There is a consistent, positive association between representational drift and output entropy—models with the most representational instability demonstrate the greatest probabilistic uncertainty. However, magnitude and entropy are partially independent; scale normalization is crucial, and raw L2 metrics are not directly comparable across architectures. Figure 3

Figure 3: Joint distributions and interactions between output entropy, Top-1 confidence, KV cache memory, representational drift, and attention dispersion of four SLMs.

Structural Interactions: Correlational Synthesis

Quantitative correlation analysis integrates all structural signals. Output entropy and Top-1 confidence are negatively correlated, confirming the expected inverse relationship between uncertainty and decisiveness. Entropy and representational drift are strongly positively correlated, highlighting that geometric instability underpins regions of probabilistic ambiguity and hallucination risk. Attention entropy and KV memory show weaker, architecture-dependent relationships. No single structural component dictates truthfulness or error modes: generative reliability is an emergent property of their interaction. Figure 4

Figure 4: Correlation heatmap of entropy, confidence, attention dispersion, representational drift, and memory metrics.
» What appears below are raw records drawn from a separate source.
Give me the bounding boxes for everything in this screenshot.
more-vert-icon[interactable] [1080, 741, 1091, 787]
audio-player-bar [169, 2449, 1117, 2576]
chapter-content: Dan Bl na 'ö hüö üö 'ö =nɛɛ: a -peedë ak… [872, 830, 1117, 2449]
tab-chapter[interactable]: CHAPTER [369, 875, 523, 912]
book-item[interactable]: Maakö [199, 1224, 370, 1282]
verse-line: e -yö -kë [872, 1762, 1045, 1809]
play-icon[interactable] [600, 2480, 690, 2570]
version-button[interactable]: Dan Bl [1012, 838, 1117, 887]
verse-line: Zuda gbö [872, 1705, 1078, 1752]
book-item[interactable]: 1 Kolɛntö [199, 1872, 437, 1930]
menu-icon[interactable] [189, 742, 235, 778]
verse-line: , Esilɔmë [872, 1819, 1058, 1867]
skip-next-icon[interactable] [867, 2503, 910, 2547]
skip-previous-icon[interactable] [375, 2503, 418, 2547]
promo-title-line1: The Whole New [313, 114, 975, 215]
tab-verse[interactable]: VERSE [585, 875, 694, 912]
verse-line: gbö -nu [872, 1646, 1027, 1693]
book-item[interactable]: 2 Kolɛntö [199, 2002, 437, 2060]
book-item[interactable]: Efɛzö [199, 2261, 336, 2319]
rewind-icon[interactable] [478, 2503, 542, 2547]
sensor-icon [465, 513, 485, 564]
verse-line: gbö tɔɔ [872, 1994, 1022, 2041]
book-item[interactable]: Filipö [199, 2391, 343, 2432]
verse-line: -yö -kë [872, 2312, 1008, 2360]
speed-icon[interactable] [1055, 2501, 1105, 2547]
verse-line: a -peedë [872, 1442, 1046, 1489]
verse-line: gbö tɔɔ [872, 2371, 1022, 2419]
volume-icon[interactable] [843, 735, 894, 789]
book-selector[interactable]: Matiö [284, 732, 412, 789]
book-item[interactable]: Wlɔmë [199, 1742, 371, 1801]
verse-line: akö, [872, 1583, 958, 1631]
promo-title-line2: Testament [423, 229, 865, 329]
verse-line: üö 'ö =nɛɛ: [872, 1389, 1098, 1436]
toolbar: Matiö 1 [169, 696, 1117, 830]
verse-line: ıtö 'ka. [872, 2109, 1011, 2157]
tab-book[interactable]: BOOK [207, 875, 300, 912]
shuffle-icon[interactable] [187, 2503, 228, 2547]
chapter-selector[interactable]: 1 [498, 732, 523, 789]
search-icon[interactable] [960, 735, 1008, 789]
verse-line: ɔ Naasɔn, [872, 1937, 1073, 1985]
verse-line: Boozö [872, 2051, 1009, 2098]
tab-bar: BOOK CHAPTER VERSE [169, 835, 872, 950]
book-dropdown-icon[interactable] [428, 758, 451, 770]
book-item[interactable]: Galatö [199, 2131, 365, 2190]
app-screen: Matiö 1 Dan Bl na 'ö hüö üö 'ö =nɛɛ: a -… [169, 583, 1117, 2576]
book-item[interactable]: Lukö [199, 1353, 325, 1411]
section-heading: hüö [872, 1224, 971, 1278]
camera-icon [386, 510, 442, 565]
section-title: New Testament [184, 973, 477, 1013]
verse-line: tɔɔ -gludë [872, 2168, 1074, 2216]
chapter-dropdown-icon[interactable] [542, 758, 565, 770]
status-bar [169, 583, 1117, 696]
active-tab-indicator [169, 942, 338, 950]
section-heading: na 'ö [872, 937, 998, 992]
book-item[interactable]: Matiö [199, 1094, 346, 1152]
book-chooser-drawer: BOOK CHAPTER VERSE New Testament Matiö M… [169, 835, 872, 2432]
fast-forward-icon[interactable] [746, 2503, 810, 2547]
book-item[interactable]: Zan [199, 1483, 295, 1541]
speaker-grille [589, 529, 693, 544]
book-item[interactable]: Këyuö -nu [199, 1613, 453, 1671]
Theoretical and Practical Implications

This trace-level structural taxonomy advances theoretical understanding of SLMs:

  • Truthfulness is a function of temporally regulated entropy, layered attention allocation, and representational geometry—not merely output accuracy or static confidence.
  • Deterministic architectural motifs minimize uncertainty but risk brittle failure; exploratory structures adapt to complex context at the expense of instability and hallucination.
  • Optimizing SLMs for factual and decision-critical applications demands internal uncertainty regularization, not just surface-level performance tuning.
  • Structural metrics (stepwise entropy/dispersion, representational drift) should inform adaptive decoding protocols, hallucination-aware training, and system design for edge SLM deployment.

Conclusion

Integrating probabilistic and geometric analysis, this paper charts a rigorous framework for evaluating SLM reliability through trace-level internal signals, demonstrating that entropy evolution, attention allocation, and representational dynamics together shape generative truthfulness. This methodology enables principled architectural comparisons, real-time uncertainty monitoring, and the development of entropy-regularized, application-specific SLMs—a direction with substantial implications for both trustworthy edge AI and the interpretability/diagnosability of transformer-based generative models. Future work addressing sampling temperature effects, multi-hop reasoning scenarios, and scaling to larger/heterogeneous models will extend these foundational insights.